Law School Case Brief
Bernkrant v. Fowler - 55 Cal. 2d 588, 12 Cal. Rptr. 266, 360 P.2d 906 (1961)
In determining whether a contract entered into in another state is subject to the California statute of frauds, the court must consider both the policy to protect the reasonable expectations of the parties and the policy of the statute of frauds.
The buyers purchased an apartment complex in Nevada. By agreement of the parties, the buyers refinanced their obligations and paid a substantial part of their indebtedness to the seller in exchange for the seller's promise that he would provide in his will that upon his death all their indebtedness to him would be canceled. When the seller died in California, he did not provide for the cancellation of the buyers' balance and the buyers continued to make regular payments under protest.

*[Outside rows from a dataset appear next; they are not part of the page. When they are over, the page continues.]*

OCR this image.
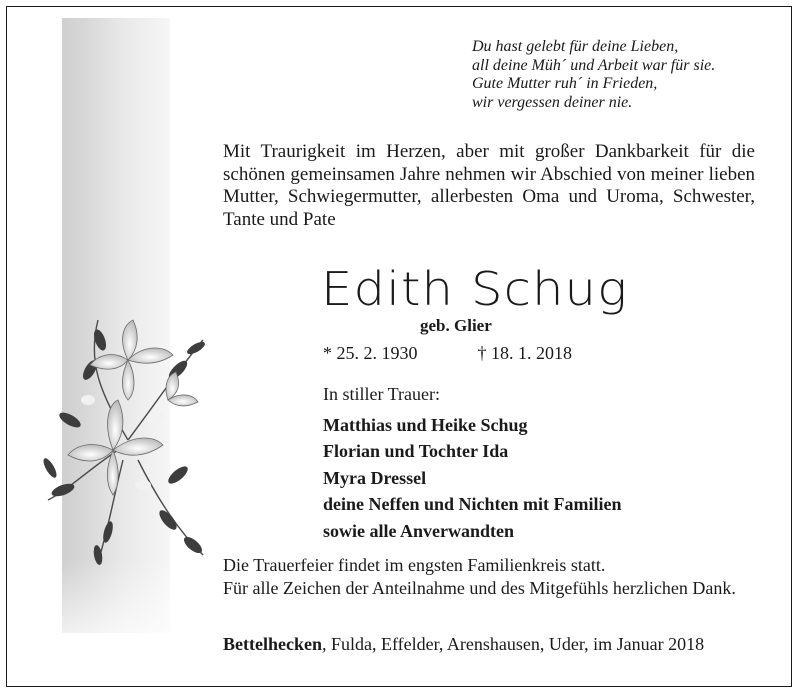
Du hast gelebt für deine Lieben,
all deine Müh´ und Arbeit war für sie.
Gute Mutter ruh´ in Frieden,
wir vergessen deiner nie.
Mit Traurigkeit im Herzen, aber mit großer Dankbarkeit für die schönen gemeinsamen Jahre nehmen wir Abschied von meiner lieben Mutter, Schwiegermutter, allerbesten Oma und Uroma, Schwester, Tante und Pate
Edith Schug
geb. Glier
* 25. 2. 1930	† 18. 1. 2018
In stiller Trauer:
Matthias und Heike Schug
Florian und Tochter Ida
Myra Dressel
deine Neffen und Nichten mit Familien
sowie alle Anverwandten
Die Trauerfeier findet im engsten Familienkreis statt.
Für alle Zeichen der Anteilnahme und des Mitgefühls herzlichen Dank.
Bettelhecken, Fulda, Effelder, Arenshausen, Uder, im Januar 2018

The buyers brought an action against the executrix to have the note cancelled and the property reconveyed to them. The trial court concluded that the action was barred by both the Nevada and the California statute of frauds; that to remove the bar of the statutes, the action must be one for quasi-specific performance in which an heir or beneficiary under the will would be an indispensable party; and that defendant was not estopped to rely on the statutes of frauds.

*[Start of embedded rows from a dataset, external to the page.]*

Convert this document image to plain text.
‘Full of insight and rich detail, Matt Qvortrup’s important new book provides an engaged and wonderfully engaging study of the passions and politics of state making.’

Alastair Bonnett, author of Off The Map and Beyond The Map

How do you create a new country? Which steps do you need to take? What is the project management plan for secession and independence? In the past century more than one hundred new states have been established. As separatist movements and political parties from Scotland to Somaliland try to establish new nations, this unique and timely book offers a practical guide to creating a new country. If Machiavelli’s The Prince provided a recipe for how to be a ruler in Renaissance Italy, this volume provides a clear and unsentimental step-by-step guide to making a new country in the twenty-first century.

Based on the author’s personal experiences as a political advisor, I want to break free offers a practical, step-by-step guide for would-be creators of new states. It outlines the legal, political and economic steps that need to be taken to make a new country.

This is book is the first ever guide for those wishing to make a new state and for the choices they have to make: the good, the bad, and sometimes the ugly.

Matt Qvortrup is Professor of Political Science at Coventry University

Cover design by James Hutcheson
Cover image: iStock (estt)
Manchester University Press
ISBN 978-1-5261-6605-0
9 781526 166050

Was the action barred by both the Nevada and the California statute of frauds?
The Supreme Court of California reversed the judgment of the trial court. According to the Court, protection of the buyers' rights under a valid contract precluded interpreting the general language of the statute of frauds to destroy such rights despite possible applicability of the statute arising from the movement of one or more of the parties across state lines.